Compared with even a year ago, traffic conditions have worsened. Previously, it took me no more than 15 minutes to ride to the office. Now, the same journey takes over 30 minutes. This is thanks, in large part, to frequent stops due to cars occupying bicycle lanes and even thoroughfares.
Official data show we have 3.2 million automobiles in Shanghai. Many people have vowed to introduce congestion charges to reduce the number of automobiles on the streets. But for such a charge to be introduced, it must have a grounding in local legislation. For the time being though, no such foundation exists, a member of the local People’s Congress told Shanghai Daily.
On the other hand, there are plenty of existing laws which could improve matters on the road if officials strictly enforced them. If traffic control officers, aided by surveillance cameras and other technologies, pasted tickets on more illegally parked cars, the number of vehicles on the road would be reduced.
In fact, increased ticketing could represent an effective strategy when it comes to combating traffic, since the fine for illegal parking starts at 200 yuan (US$31.50), while the proposed congestion charge is only 100 yuan per day.
Right now, few car owners fear the threat of getting a parking ticket. A friend told me that he is ticketed about once every 10 times he parks illegally. “Only 200 yuan to park along the road 10 times? That’s quite a bargain,” he said.

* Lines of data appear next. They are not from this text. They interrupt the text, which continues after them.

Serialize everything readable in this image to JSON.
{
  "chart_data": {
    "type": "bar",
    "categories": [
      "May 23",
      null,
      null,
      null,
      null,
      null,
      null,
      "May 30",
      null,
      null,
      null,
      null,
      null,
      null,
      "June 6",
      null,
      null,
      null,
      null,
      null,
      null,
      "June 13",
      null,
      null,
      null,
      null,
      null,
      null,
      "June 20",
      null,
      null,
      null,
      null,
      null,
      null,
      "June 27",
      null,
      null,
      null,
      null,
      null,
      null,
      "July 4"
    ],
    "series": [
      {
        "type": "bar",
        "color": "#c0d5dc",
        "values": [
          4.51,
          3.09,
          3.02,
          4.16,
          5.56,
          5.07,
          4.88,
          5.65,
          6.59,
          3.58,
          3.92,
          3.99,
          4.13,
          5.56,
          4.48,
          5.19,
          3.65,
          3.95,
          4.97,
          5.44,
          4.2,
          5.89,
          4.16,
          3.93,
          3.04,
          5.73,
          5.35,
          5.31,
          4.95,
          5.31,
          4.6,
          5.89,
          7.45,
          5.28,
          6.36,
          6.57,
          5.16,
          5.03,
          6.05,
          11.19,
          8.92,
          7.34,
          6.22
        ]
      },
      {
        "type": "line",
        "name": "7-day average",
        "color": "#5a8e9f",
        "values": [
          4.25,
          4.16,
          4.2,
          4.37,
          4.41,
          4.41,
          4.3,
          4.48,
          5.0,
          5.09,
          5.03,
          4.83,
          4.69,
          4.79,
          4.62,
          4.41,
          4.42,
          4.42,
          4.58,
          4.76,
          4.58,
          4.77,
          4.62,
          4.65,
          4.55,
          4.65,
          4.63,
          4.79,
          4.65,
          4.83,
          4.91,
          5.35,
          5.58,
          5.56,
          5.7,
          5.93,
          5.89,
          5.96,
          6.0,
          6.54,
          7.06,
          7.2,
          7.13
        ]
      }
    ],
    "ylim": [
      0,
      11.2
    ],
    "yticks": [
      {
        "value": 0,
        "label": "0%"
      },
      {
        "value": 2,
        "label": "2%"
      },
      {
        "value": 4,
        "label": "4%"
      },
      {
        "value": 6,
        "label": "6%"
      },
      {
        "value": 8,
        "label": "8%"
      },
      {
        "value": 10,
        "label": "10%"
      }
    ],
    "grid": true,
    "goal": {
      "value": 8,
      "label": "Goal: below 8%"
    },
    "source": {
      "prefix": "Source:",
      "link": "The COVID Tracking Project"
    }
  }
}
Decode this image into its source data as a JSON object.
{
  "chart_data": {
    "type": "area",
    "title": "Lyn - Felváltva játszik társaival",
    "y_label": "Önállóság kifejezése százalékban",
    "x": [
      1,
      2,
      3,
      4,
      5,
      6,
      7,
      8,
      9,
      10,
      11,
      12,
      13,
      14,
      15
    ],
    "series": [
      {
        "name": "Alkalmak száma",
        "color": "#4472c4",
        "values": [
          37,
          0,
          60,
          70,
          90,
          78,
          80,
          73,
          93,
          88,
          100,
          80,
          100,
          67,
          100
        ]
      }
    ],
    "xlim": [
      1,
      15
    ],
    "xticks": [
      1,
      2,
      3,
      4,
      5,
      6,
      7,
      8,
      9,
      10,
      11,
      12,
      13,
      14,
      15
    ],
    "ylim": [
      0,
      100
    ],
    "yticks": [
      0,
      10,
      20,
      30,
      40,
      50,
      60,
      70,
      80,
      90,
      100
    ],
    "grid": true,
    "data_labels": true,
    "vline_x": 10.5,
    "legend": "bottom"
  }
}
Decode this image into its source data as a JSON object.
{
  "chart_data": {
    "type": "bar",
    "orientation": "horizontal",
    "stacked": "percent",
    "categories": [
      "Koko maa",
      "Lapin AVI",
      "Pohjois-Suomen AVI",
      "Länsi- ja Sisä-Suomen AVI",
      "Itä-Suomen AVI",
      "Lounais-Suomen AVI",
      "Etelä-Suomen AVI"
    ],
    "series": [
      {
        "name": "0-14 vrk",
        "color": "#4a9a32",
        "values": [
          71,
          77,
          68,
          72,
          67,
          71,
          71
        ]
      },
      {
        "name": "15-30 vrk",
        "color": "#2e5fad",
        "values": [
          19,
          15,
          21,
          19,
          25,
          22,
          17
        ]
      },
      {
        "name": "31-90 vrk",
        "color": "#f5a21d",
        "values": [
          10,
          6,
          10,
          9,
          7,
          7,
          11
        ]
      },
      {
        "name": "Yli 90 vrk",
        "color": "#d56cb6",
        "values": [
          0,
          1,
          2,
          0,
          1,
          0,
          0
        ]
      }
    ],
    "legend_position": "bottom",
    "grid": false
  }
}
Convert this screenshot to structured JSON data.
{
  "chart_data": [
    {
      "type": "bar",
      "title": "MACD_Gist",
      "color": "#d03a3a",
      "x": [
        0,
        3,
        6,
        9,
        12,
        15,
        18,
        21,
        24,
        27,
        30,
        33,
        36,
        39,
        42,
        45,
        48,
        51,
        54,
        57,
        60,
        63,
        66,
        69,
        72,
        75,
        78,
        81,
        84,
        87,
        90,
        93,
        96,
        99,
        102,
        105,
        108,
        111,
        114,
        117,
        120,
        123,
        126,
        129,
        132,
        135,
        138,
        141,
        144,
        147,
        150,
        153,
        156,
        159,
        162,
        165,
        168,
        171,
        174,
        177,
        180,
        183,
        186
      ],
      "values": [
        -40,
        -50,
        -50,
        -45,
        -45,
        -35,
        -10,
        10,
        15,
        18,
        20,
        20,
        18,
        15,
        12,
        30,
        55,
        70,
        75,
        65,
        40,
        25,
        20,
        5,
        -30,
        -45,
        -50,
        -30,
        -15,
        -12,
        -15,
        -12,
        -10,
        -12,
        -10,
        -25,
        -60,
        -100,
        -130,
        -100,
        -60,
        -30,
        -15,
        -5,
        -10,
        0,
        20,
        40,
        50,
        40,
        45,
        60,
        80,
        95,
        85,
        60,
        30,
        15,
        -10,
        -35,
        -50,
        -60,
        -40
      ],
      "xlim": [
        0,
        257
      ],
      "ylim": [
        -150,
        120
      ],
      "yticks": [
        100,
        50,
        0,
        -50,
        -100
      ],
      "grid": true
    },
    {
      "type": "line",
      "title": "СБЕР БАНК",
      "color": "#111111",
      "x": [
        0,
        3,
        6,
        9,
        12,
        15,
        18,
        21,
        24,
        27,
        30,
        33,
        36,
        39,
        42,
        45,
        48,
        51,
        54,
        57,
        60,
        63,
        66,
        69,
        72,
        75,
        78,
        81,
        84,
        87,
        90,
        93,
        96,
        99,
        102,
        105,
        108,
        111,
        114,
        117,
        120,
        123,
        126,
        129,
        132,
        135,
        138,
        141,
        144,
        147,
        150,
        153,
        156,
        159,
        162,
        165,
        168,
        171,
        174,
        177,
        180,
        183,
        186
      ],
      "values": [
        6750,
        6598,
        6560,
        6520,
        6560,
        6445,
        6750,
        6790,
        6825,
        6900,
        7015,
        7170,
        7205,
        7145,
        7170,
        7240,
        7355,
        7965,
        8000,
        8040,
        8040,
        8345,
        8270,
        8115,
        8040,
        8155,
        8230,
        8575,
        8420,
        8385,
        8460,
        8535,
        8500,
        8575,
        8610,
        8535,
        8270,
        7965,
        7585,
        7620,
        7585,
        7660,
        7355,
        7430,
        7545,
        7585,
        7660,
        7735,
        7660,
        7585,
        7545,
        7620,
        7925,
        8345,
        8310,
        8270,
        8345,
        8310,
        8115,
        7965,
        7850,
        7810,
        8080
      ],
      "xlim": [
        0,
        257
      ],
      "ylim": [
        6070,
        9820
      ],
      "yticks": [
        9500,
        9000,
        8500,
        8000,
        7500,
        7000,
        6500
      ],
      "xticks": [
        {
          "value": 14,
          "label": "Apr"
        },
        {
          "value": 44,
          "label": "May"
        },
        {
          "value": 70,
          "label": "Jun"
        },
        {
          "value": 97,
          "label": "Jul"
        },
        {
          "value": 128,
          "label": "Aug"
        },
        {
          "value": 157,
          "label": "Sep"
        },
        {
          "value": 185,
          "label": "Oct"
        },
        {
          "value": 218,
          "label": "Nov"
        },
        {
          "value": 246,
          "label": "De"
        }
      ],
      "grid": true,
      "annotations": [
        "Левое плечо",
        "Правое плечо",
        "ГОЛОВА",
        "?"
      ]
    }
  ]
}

Of course, some drivers have managed to rack up quite a number of citations. The Shanghai police, in fact, recently unveiled information about the 20 worst parking offenders. The “winner” was identified as the owner of a Suzhou-registered license plate. Shanghai police said the plate made it into the ticket book no less than 186 times in the year through October 22, a period of 295 days. That equates to one offense every 40 hours.
The total number of parking tickets issued in the city in the period mentioned above rose 16 percent from a year earlier to more than 3 million, or 10,000-plus per day, police said (“Driver picks up 186 parking fines,” Shanghai Daily October24, 2015).
The truth is that only when most cases of illegal parking are punished will the number of cars on the road be significantly reduced.